If you want suggestions for new features to included in version 1.0, here is one. Perhaps it is more realistic to hope these in version 2.0
Running sketches in the computer and results go to the hardware Arduino board and to the screen. Running programs in the computer means of course tracing, stepping and other debugging features are easy to implement.
Debugging is now hard, a lot of printlines. Emulation would help a lot. It would probably run slower than running programs normally but still it would help.
How about also selling boards with emulation "firmware" that is with emulation sw instead of bootloader. That would help with getting better speed.
I have developed for PICs, in fact it was what I learnt microcontrollers on. The PIC ide has a built in simulator and quite frankly it is worthless because of a total lack of external stimuli.
Now, as for a in circuit debugger, the atmega chips have built in support for a ICD, but the actual ICD devices tend to be quite expensive, although support for them within the arduino IDE would be nice. ICD and ICE is rather complicated though, so I can't see it happening.
I actually enjoy troubleshooting bugs in my code. Helps me learn more from the mistakes. Print statements work well enough for me. Sometimes I just write new small sketches to test out a new function I'm trying to use to see where my logic is wrong. I guess coming from a hardware troubleshooting backround helped me a lot in trying to solve software bugs.
Once I can get the compiler to compile without errors I'm off to a good start, prior to that no so much...
I mean by emulation a system where program runs in a computer with hardware connected. Arduino board sw would just transfer io status between computer and peripherals.
To UltraMagnus: Yes emulation is hard. So, probably it will have to wait before some real hacker makes it for himself.
To retrolefty: Searching bugs is nice but when you are able to step line by line your code, you will see how much more fun it is, and faster too.

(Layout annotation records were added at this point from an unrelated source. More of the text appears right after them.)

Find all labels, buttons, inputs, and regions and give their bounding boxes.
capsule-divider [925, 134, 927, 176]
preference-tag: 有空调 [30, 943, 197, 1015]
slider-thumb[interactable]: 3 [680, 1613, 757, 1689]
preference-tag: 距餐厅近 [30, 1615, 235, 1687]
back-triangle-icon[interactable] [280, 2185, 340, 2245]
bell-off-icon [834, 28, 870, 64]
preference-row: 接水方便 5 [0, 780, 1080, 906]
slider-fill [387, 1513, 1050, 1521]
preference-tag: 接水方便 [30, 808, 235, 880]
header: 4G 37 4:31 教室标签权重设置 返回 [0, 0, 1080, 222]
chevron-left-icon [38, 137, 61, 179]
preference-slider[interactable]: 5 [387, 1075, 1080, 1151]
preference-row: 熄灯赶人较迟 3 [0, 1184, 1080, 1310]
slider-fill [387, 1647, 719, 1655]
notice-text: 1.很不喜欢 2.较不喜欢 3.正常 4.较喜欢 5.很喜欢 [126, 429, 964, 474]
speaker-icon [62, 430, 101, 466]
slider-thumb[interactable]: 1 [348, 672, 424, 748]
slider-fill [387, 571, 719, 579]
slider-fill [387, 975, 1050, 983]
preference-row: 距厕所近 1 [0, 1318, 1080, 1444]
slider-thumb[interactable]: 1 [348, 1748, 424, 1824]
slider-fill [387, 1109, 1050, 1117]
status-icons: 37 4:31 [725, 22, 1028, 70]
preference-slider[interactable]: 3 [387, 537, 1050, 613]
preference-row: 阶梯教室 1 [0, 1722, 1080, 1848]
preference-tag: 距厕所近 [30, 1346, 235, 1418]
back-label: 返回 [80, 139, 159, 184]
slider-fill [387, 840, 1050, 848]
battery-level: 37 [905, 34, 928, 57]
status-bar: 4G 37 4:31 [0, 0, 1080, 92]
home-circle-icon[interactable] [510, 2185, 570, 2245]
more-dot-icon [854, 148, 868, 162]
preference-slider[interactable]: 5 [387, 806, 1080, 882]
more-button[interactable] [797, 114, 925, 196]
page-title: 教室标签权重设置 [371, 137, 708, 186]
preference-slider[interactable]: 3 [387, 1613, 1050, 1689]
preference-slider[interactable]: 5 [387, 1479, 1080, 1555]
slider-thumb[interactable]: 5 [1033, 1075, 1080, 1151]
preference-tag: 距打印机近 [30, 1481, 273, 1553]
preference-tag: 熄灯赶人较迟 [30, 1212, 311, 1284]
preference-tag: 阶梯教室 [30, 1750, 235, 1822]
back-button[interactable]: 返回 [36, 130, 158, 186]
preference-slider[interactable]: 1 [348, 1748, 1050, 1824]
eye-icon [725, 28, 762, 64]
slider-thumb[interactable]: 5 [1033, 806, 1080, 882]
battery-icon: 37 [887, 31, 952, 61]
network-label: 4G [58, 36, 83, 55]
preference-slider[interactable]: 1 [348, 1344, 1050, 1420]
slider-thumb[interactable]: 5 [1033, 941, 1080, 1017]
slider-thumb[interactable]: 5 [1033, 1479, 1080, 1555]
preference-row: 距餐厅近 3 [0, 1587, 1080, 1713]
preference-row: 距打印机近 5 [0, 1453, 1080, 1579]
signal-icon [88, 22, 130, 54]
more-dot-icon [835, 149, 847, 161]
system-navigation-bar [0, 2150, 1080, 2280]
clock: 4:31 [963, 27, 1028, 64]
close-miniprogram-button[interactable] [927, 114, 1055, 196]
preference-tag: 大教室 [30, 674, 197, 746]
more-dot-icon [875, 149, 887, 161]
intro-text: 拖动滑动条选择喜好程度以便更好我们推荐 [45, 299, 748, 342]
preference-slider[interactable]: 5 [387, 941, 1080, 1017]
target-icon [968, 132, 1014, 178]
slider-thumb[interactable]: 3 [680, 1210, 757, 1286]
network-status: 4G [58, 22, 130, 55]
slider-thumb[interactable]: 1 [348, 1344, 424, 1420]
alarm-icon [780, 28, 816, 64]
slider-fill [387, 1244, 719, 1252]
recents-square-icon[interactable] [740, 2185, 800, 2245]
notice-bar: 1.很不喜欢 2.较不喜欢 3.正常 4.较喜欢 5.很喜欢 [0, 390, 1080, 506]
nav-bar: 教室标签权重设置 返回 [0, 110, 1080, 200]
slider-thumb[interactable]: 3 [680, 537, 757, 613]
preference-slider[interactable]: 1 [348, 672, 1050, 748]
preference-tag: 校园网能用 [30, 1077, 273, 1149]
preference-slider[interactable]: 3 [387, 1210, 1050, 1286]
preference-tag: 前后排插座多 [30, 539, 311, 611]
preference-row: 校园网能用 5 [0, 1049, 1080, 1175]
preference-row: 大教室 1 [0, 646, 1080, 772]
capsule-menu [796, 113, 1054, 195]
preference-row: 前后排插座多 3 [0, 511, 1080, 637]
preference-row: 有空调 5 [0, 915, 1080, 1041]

When I was in school, we had a micro platform based on the (then-)popular 8051. The boot loader contained a debugger. It allowed for setting breakpoints (or calling a breakpoint from the C code) before executing the code. Once broke, the monitor allowed viewing of memory locations and other activities.
It seems like a monitor like that would be useful in Arduino. It seems like we could get information like memory addresses for variables and/or sub routines and list them in the IDE for reference.
(In school we had to examine the ASM files or setup use printf's to determine the addresses.)
If such a basic debugger was a bootloader (perhaps debugging-bootloader) then feeding the data to a hardware "emulator" would be relatively trivial.